House

Gaetz makes ethics complaint against McCarthy over Burchett elbowing accusation 

Rep. Matt Gaetz (R-Fla.) filed a formal ethics complaint against former Speaker Kevin McCarthy (R-Calif.) after Rep. Tim Burchett (R-Tenn.) accused the ex-House leader of elbowing him in a hallway Tuesday.

“This incident deserves immediate and swift investigation by the Ethics committee,” Gaetz wrote in a letter to House Ethics Committee Chair Michael Guest (R-Miss.) and ranking member Susan Wild (D-Pa.).

“Congress has seen a substantial increase in breaches of decorum unlike anything we have ever seen since the pre-Civil War era.”

McCarthy appeared to bump into Burchett as he passed in a Capitol hallway Tuesday, which Burchett said was a deliberate elbow to his back.

McCarthy later told reporters the interaction was not deliberate, and that he was simply moving past Burchett in a small hallway.

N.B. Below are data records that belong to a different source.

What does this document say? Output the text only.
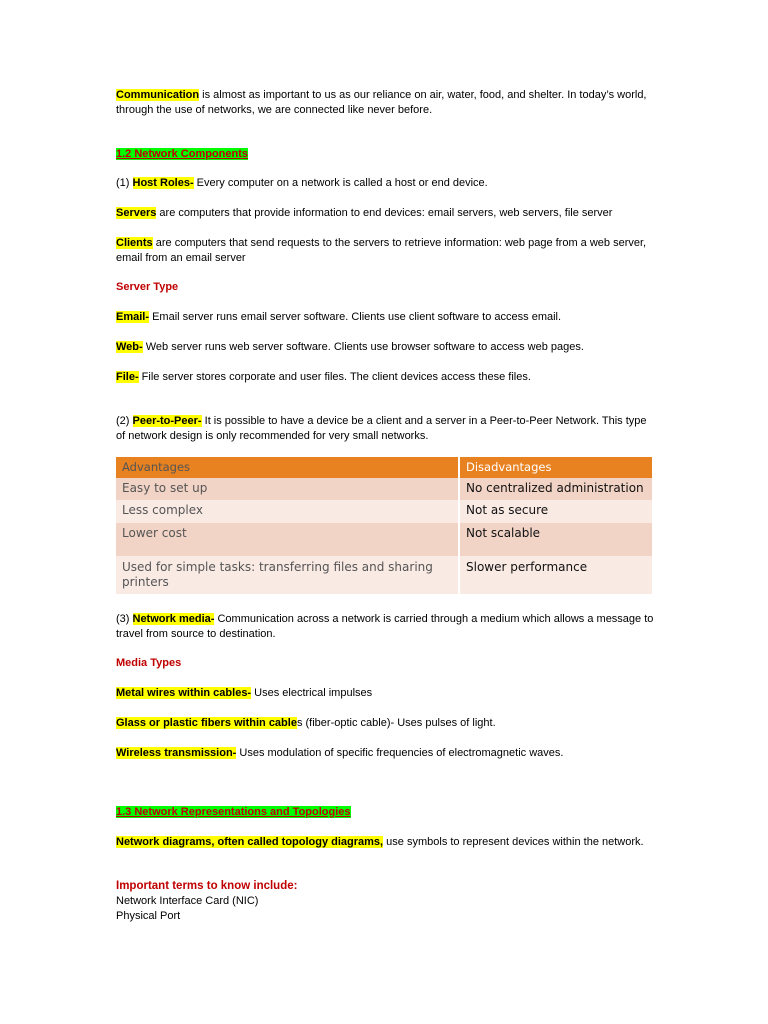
Communication is almost as important to us as our reliance on air, water, food, and shelter. In today’s world, through the use of networks, we are connected like never before.

1.2 Network Components

(1) Host Roles- Every computer on a network is called a host or end device.

Servers are computers that provide information to end devices: email servers, web servers, file server

Clients are computers that send requests to the servers to retrieve information: web page from a web server, email from an email server

Server Type

Email- Email server runs email server software. Clients use client software to access email.

Web- Web server runs web server software. Clients use browser software to access web pages.

File- File server stores corporate and user files. The client devices access these files.

(2) Peer-to-Peer- It is possible to have a device be a client and a server in a Peer-to-Peer Network. This type of network design is only recommended for very small networks.

Advantages	Disadvantages
Easy to set up	No centralized administration
Less complex	Not as secure
Lower cost	Not scalable
Used for simple tasks: transferring files and sharing printers	Slower performance

(3) Network media- Communication across a network is carried through a medium which allows a message to travel from source to destination.

Media Types

Metal wires within cables- Uses electrical impulses

Glass or plastic fibers within cables (fiber-optic cable)- Uses pulses of light.

Wireless transmission- Uses modulation of specific frequencies of electromagnetic waves.

1.3 Network Representations and Topologies

Network diagrams, often called topology diagrams, use symbols to represent devices within the network.

Important terms to know include:

Network Interface Card (NIC)

Physical Port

“I guess our elbows hit as I walked by,” McCarthy later told reporters, including CNN. “If I would hit somebody, they would I know hit them.”

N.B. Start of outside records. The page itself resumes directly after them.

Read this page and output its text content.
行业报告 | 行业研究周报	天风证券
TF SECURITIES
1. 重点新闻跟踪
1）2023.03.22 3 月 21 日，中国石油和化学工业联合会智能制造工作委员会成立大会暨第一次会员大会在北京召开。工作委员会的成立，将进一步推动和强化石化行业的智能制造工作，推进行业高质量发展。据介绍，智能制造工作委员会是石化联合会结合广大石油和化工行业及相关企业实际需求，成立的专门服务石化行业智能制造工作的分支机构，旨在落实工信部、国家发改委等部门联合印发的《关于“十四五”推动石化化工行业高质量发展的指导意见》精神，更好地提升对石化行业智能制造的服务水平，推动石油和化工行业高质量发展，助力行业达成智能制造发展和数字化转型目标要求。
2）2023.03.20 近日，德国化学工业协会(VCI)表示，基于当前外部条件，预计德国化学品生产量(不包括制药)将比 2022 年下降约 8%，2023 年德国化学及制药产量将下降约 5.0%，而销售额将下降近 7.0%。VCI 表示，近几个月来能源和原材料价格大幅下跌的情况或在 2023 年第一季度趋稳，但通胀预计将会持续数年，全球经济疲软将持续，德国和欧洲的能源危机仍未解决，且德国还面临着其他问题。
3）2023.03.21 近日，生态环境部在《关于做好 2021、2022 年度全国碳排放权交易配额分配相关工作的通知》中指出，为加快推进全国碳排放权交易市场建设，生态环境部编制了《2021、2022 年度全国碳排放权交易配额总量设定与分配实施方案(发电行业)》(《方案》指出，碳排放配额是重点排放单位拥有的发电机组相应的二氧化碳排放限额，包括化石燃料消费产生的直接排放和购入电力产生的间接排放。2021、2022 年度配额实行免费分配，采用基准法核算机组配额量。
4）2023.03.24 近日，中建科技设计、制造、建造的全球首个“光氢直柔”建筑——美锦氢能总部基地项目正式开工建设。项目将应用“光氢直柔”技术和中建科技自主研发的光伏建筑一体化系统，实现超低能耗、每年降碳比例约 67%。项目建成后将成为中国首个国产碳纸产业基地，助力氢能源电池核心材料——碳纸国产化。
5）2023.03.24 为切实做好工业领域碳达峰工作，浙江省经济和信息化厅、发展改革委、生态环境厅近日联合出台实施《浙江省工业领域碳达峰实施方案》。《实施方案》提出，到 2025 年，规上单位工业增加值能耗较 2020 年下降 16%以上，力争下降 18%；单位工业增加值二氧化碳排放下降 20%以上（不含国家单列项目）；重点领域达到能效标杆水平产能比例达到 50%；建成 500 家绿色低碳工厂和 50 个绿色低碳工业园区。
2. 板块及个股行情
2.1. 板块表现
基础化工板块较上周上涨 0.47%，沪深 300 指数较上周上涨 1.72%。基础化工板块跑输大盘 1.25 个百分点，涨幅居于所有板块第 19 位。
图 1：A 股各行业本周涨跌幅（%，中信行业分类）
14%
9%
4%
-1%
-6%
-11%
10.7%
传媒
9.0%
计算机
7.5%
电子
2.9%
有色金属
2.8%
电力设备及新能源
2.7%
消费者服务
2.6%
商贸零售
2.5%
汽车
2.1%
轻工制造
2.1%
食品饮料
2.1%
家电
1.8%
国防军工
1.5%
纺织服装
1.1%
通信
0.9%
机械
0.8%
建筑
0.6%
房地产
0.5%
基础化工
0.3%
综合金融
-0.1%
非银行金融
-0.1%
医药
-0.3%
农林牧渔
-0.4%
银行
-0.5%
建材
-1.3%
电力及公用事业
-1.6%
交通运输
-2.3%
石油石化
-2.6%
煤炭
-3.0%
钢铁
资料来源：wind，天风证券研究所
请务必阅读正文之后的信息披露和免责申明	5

Gaetz took Burchett’s side.

“I myself have been a victim of outrageous conduct on the House floor as well,” Gaetz wrote, an apparent reference to when House Armed Services Committee Chair Mike Rogers (R-Ala.) lunged at Gaetz during the 15-ballot election of McCarthy as Speaker in January, “but nothing like an open and public assault on a Member, committed by another Member. The rot starts at the top.”

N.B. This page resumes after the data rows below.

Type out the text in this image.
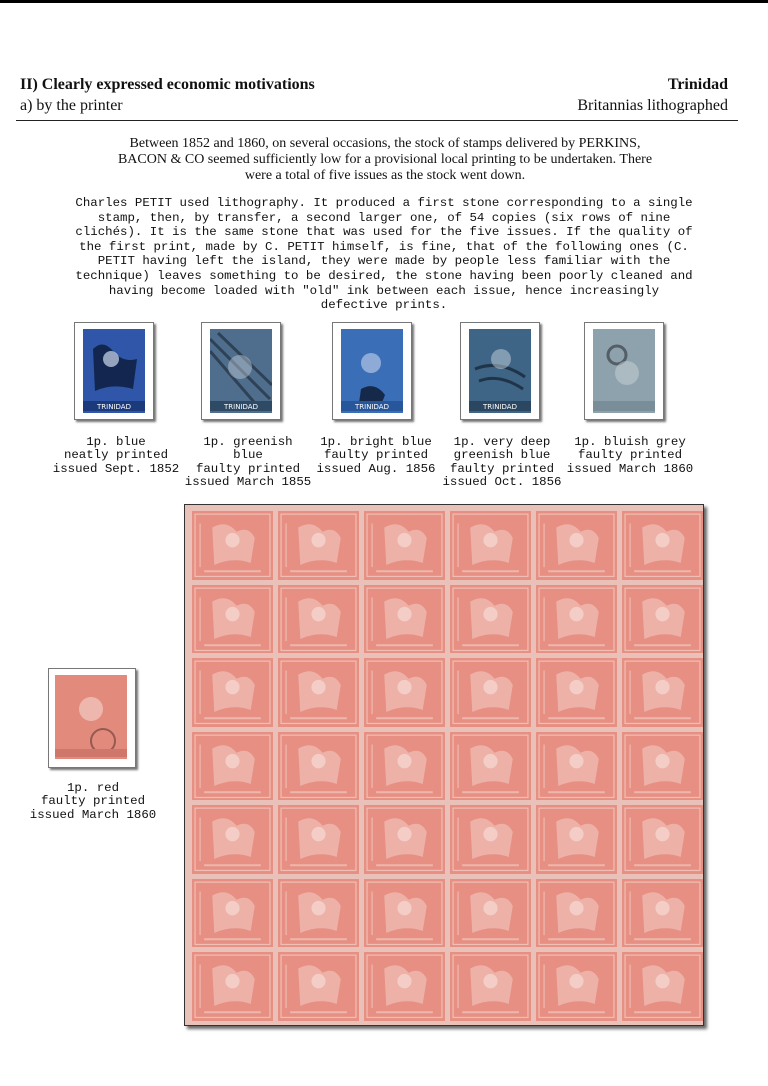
II) Clearly expressed economic motivations
a) by the printer
Trinidad
Britannias lithographed
Between 1852 and 1860, on several occasions, the stock of stamps delivered by PERKINS,
BACON & CO seemed sufficiently low for a provisional local printing to be undertaken. There
were a total of five issues as the stock went down.
Charles PETIT used lithography. It produced a first stone corresponding to a single
stamp, then, by transfer, a second larger one, of 54 copies (six rows of nine
clichés). It is the same stone that was used for the five issues. If the quality of
the first print, made by C. PETIT himself, is fine, that of the following ones (C.
PETIT having left the island, they were made by people less familiar with the
technique) leaves something to be desired, the stone having been poorly cleaned and
having become loaded with "old" ink between each issue, hence increasingly
defective prints.
TRINIDAD
1p. blue
neatly printed
issued Sept. 1852
TRINIDAD
1p. greenish
blue
faulty printed
issued March 1855
TRINIDAD
1p. bright blue
faulty printed
issued Aug. 1856
TRINIDAD
1p. very deep
greenish blue
faulty printed
issued Oct. 1856
1p. bluish grey
faulty printed
issued March 1860
1p. red
faulty printed
issued March 1860
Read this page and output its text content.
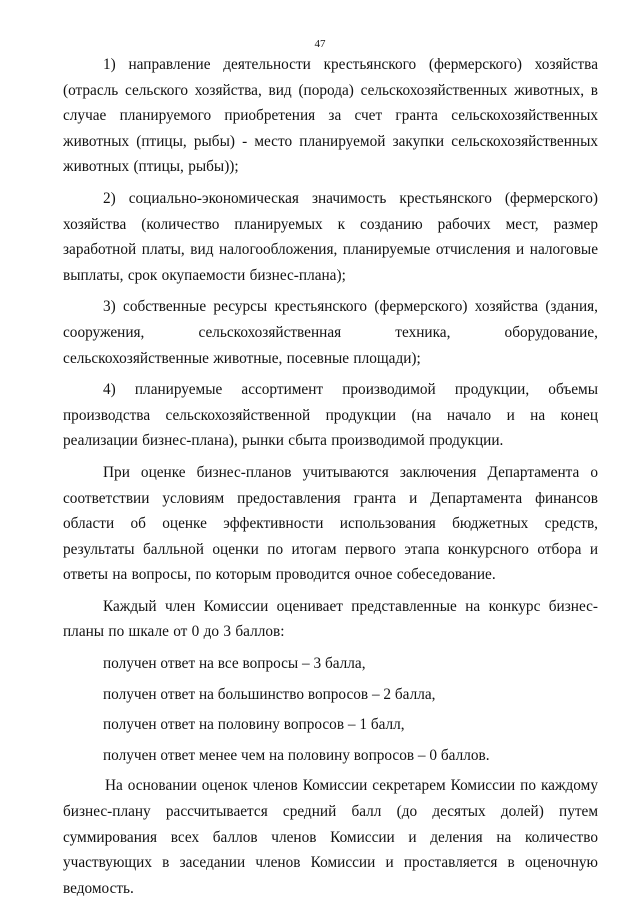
47

1) направление деятельности крестьянского (фермерского) хозяйства (отрасль сельского хозяйства, вид (порода) сельскохозяйственных животных, в случае планируемого приобретения за счет гранта сельскохозяйственных животных (птицы, рыбы) - место планируемой закупки сельскохозяйственных животных (птицы, рыбы));

2) социально-экономическая значимость крестьянского (фермерского) хозяйства (количество планируемых к созданию рабочих мест, размер заработной платы, вид налогообложения, планируемые отчисления и налоговые выплаты, срок окупаемости бизнес-плана);

3) собственные ресурсы крестьянского (фермерского) хозяйства (здания, сооружения, сельскохозяйственная техника, оборудование, сельскохозяйственные животные, посевные площади);

4) планируемые ассортимент производимой продукции, объемы производства сельскохозяйственной продукции (на начало и на конец реализации бизнес-плана), рынки сбыта производимой продукции.

При оценке бизнес-планов учитываются заключения Департамента о соответствии условиям предоставления гранта и Департамента финансов области об оценке эффективности использования бюджетных средств, результаты балльной оценки по итогам первого этапа конкурсного отбора и ответы на вопросы, по которым проводится очное собеседование.

Каждый член Комиссии оценивает представленные на конкурс бизнес-планы по шкале от 0 до 3 баллов:

получен ответ на все вопросы – 3 балла,

получен ответ на большинство вопросов – 2 балла,

получен ответ на половину вопросов – 1 балл,

получен ответ менее чем на половину вопросов – 0 баллов.

На основании оценок членов Комиссии секретарем Комиссии по каждому бизнес-плану рассчитывается средний балл (до десятых долей) путем суммирования всех баллов членов Комиссии и деления на количество участвующих в заседании членов Комиссии и проставляется в оценочную ведомость.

Neither Gaetz’s ethics complaint nor Burchett’s accusation can be separated from both men being among the eight Republicans who joined with Democrats to oust the former Speaker last month.

McCarthy has long maintained that the motion to vacate led by Gaetz was personal, noting the Florida congressman, whom the Justice Department declined to charge after a lengthy sex-trafficking investigation, is facing another investigation by the House Ethics Committee. McCarthy accused Gaetz of retaliating against him for not quashing the investigation.

Told about Gaetz making an ethics complaint against him, McCarthy said: “Oh, good.”

“I think Ethics is a good place for Gaetz to be,” McCarthy said.

McCarthy also recently told CNN that Burchett and Rep. Nancy Mace (R-S.C.), who also voted to oust McCarthy, “care a lot about press, not about policy.”